Gli operanti, alle prime luci dell’alba, hanno perquisito anche l’abitazione del Costa, in località Purgatorio di Custonaci (TP), ove lo stesso aveva realizzato in muratura la “cella” dove era stato segregato il piccolo Giuseppe Di Matteo, (figlio del collaboratore di giustizia Mario Santo), poi barbaramente ucciso e sciolto nell’acido. Il Costa, come si legge nella sentenza definitiva di condanna, tutte le mattine si presentava puntuale nella casa-prigione, chiedendo ai carcerieri quali generi alimentari gradissero, provvedendo al loro acquisto. Fu testimone dell’arrivo del piccolo Di Matteo, che arrivò a Purgatorio chiuso nel portabagagli e incappucciato. Recluso per il suo ruolo in uno dei più efferati delitti della storia di Cosa Nostra, secondo la strategia decisa dai corleonesi e dallo stesso Matteo Messina Denaro, durante la lunga detenzione (dal 1997 al febbraio 2007) ha ricevuto il sostegno economico del sodalizio mafioso senza mai collaborare con gli inquirenti. Subito dopo la scarcerazione, ha rinsaldato le sue relazioni con i vertici dei mandamenti di Trapani e Mazara del Vallo per l’aggiudicazione di appalti, le speculazioni immobiliari, risoluzione di dissidi tra privati, l’attività intimidatoria, il riparto di proventi di denaro ricavati da attività illecite.

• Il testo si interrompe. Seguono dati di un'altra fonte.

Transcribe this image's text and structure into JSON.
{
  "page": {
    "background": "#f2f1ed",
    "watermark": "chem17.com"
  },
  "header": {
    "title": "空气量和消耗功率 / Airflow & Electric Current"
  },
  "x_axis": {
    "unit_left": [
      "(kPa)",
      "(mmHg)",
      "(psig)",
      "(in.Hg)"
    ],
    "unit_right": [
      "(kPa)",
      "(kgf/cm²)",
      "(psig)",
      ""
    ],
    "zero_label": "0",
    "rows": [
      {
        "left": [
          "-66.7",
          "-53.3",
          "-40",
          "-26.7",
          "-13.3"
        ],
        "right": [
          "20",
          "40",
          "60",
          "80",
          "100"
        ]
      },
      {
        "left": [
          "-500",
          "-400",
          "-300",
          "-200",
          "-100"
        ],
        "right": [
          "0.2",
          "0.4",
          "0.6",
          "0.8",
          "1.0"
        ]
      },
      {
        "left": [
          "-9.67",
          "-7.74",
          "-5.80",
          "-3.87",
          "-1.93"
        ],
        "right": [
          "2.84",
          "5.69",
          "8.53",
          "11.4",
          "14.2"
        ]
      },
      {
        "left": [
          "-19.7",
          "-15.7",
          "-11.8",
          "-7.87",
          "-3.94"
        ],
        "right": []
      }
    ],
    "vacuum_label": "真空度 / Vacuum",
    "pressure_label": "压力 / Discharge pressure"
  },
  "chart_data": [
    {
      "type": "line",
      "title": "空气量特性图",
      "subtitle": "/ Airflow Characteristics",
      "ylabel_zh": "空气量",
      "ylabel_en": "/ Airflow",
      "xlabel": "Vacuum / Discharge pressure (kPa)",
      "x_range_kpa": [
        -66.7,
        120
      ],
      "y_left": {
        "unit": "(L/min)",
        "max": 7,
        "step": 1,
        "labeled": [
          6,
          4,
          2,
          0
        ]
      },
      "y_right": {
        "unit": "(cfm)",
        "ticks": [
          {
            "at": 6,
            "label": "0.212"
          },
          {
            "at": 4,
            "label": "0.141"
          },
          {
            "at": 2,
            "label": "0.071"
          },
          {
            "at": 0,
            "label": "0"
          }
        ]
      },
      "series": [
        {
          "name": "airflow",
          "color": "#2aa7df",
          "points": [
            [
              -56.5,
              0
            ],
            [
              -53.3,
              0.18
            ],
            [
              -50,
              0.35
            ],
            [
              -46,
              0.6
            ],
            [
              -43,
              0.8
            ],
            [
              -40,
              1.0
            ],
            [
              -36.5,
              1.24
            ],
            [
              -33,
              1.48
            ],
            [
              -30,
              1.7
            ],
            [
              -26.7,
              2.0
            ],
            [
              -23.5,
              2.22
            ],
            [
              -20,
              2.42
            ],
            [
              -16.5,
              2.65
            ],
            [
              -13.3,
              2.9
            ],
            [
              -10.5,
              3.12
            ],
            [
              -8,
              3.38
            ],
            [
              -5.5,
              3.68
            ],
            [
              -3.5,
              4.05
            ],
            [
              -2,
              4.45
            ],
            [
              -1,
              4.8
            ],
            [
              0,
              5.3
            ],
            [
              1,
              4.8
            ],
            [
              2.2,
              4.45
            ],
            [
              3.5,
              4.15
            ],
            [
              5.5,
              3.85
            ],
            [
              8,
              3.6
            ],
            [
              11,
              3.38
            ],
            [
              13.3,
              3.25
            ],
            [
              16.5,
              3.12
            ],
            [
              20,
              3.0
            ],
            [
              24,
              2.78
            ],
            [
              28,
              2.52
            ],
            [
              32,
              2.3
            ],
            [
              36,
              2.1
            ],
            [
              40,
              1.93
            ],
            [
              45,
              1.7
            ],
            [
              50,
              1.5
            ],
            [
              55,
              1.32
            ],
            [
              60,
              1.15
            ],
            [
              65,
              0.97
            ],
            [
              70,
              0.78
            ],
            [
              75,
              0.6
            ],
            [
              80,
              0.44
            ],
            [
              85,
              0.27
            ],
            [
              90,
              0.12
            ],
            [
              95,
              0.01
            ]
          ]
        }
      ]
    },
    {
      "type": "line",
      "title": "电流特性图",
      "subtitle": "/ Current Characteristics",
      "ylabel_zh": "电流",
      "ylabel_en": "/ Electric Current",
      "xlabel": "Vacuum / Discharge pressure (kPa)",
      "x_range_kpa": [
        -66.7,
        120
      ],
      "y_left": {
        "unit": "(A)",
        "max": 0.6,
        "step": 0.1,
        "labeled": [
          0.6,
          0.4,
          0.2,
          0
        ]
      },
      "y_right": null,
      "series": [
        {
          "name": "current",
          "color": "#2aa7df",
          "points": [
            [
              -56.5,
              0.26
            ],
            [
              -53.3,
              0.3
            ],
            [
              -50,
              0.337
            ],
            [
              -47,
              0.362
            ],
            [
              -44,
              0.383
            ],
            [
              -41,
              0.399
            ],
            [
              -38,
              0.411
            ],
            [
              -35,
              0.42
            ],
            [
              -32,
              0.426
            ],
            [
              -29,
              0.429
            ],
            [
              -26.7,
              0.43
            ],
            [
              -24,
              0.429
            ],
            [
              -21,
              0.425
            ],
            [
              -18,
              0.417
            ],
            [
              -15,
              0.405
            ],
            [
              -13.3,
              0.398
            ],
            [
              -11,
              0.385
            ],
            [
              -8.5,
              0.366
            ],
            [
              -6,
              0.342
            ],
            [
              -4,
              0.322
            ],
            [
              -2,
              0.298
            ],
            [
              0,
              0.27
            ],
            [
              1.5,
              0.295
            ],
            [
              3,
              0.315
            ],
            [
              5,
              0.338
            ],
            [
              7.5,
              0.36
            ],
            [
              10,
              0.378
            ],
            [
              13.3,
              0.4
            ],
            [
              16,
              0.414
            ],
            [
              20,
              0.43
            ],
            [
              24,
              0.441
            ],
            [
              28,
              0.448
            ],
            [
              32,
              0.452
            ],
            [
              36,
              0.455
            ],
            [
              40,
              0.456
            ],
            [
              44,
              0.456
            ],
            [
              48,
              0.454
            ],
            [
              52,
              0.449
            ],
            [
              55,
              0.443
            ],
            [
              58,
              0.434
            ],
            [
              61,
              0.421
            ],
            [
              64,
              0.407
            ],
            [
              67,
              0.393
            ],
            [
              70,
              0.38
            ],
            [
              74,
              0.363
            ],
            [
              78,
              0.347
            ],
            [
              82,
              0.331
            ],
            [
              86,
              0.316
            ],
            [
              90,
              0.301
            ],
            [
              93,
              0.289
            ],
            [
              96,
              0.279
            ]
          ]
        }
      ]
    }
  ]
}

Il COSTA ha anche partecipato alla mobilitazione mafiosa per le elezioni regionali dell’autunno del 2017, in quanto le famiglie mafiose di Trapani e Marsala si erano interessate al procacciamento di voti in particolare in favore della candidata, poi non eletta, Inferrera Ivana, arrestata con la menzionata Operazione “Scrigno”.

Le attività investigative hanno inoltre permesso di appurare che il COSTA aveva assunto il ruolo di controllore e tutore degli interessi di Cosa Nostra nella Calcestruzzi Barone s.r.l. di San Vito Lo Capo, risultata sotto l’influenza mafiosa delle famiglie VIRGA e MAZZARA, ditta cui era stato richiesto di fornire una parte dei proventi per l’organizzazione mafiosa (anche con effetto retroattivo relativo al ventennio di detenzione del COSTA).
Costa era attivo anche nelle operazioni di recupero crediti per conto dell’esponente mafioso trapanese Buzzitta Antonino.